With many people continuing to work from home in the aftermath of the first lockdown, city centres saw a 83 per cent reopening rate compared to seaside towns’ 91 per cent. Commuter towns and local villages both also experienced a higher reopening rate than the 85 per cent national average, at 89 per cent and 88 per cent respectively.

Conversely, internet retail responded opportunistically to physical shops closing and peaked with 33.3 per cent of all sales at the height of the first lockdown. The pandemic has therefore exposed the extent of the difficulties faced by large department stores and shopping centres to remain profitable.

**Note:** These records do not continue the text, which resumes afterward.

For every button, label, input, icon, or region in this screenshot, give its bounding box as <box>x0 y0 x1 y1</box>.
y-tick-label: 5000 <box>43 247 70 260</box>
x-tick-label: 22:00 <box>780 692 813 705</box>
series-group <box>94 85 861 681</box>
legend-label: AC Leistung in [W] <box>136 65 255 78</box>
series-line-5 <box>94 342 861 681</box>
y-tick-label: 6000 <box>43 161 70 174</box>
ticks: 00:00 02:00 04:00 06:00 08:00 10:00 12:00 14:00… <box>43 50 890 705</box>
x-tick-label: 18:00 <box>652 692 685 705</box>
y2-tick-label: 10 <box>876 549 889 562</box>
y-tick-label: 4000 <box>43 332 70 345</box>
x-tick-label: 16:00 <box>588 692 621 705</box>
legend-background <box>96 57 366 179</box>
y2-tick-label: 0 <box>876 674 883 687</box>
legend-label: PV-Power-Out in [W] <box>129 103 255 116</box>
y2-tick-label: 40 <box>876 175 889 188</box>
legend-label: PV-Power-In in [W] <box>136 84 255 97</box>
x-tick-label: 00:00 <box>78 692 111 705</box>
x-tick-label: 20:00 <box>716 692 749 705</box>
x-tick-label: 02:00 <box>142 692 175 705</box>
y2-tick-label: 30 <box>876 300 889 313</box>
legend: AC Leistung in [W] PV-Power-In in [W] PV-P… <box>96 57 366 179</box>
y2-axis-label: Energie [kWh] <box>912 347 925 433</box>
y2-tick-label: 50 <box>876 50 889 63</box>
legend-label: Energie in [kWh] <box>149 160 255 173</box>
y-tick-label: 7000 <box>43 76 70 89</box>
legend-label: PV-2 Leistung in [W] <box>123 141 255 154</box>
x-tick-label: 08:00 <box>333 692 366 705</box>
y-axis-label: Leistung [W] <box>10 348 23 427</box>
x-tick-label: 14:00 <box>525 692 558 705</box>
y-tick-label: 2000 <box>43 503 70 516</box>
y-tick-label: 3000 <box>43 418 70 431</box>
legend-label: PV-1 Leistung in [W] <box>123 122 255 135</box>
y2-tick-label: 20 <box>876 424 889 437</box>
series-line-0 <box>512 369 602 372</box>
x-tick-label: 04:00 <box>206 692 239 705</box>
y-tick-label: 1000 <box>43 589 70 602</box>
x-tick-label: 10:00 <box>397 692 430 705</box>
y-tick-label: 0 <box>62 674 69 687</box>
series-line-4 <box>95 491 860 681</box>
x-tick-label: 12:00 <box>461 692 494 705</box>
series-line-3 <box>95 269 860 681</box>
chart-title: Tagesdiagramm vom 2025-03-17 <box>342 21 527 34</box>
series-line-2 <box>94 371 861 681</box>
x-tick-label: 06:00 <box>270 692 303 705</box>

High streets have always been difficult to define due to their lack of monoculture. On average, retail represents just 29 per cent of the high street, with the rest consisting of residential premises, offices, leisure and community spaces. In the wake of the pandemic, Deloitte suggests that such diversity could prove to be the high street’s strength, as the landscape has changed fundamentally.

One trend that has emerged as a result of more people working from home has been localisation. The prospect of buying items on local high streets as opposed to commuting to larger towns or cities has opened up the eyes of many consumers to the quality of produce available to them nearer to home.

This has led to an increased level of loyalty to local businesses, which is likely to continue once Covid restrictions are lifted. In fact, a survey conducted recently by Deloitte showed that 57 per cent of consumers are more likely to spend money on locally-produced items post lockdown.

As the acceleration of working from home brought about by the pandemic is likely to have a lasting impact on going into offices, this will impact retail. It’s predicted that more people will carry out work tasks at home once or twice a week when things return to normal. This could potentially move 20 per cent of lunchtime and evening discretionary spending from city centres to suburban high streets.

This will no doubt have an impact on traditional city centre retailers, which are likely to see a reduction in turnover and profitability. As adapting to survive is an important feature of business, some of these retail offerings may be transplanted to local high streets to cater to home workers instead of commuters.